The second perspective, which brings to mind the Amap (1), may seem very curious in the automotive context. Nevertheless, when we subsidise the acquisition of electric vehicles with our taxes, we try to ensure, thanks to subsidies, that they are equipped with batteries manufactured in France, if possible by French or European players developing their own technologies based on French research. So, rather than continuing to import them from Slovenia, Slovakia or Spain, we want the electric vehicles in question that the French will buy to be assembled in France and to enable the structuring of a French electric cluster. We are also betting that, in the structuring of the cluster and in its capacity to rapidly acquire new skills in design and corresponding manufacture, the proximity of the market and of consumers is important. It is considered de facto that the global logic is not the one that best supports innovation and the long series of adjustments that its deployment requires.

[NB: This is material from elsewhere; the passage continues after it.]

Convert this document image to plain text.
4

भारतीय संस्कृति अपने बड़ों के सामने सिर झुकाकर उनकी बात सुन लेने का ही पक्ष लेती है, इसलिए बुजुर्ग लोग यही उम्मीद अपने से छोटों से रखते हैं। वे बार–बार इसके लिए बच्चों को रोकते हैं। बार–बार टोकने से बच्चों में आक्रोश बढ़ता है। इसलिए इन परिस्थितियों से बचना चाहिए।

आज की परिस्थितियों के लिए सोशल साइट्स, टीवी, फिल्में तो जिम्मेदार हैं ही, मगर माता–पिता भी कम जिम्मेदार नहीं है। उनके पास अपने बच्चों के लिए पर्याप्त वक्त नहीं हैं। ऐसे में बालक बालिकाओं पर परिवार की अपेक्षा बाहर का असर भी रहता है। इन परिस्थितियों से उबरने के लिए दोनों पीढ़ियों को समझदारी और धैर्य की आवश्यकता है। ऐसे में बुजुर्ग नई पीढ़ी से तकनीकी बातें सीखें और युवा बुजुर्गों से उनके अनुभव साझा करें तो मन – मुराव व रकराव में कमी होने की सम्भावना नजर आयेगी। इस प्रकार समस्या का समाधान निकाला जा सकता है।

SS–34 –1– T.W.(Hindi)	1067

This means that the simple relocation that would consist of stripping a Turkish or Slovakian Peter to dress a French Paul would probably be impossible and that, even if the politician were to pull it off, the consumer would suffer. Conversely, taking advantage of electrification to reindustrialise by using the proximity of the markets and the players in the ecosystem to develop new skills makes sense. In the first perspective, it may be a question of giving back to a French site which is on the verge of being marginalised a more enviable place in the regional production organisation of manufacturers.

It may also be a question of including this movement in new logics of organisation of automobile production based on a lesser disjunction between producers and consumers than those which globalisation had generated. Because both dynamics deserve our interest, we must listen to the sometimes well-founded criticisms of relocations but oppose them with fairly strong resistance, since it is true that the last few years should have had the better of this blind faith in the virtues of globalisation.

(1) The Amap are the Associations for the maintenance of peasant agriculture. They bring together local producers who seek to serve local customers.

The weekly column by Bernard Jullien is also on www.autoactu.com.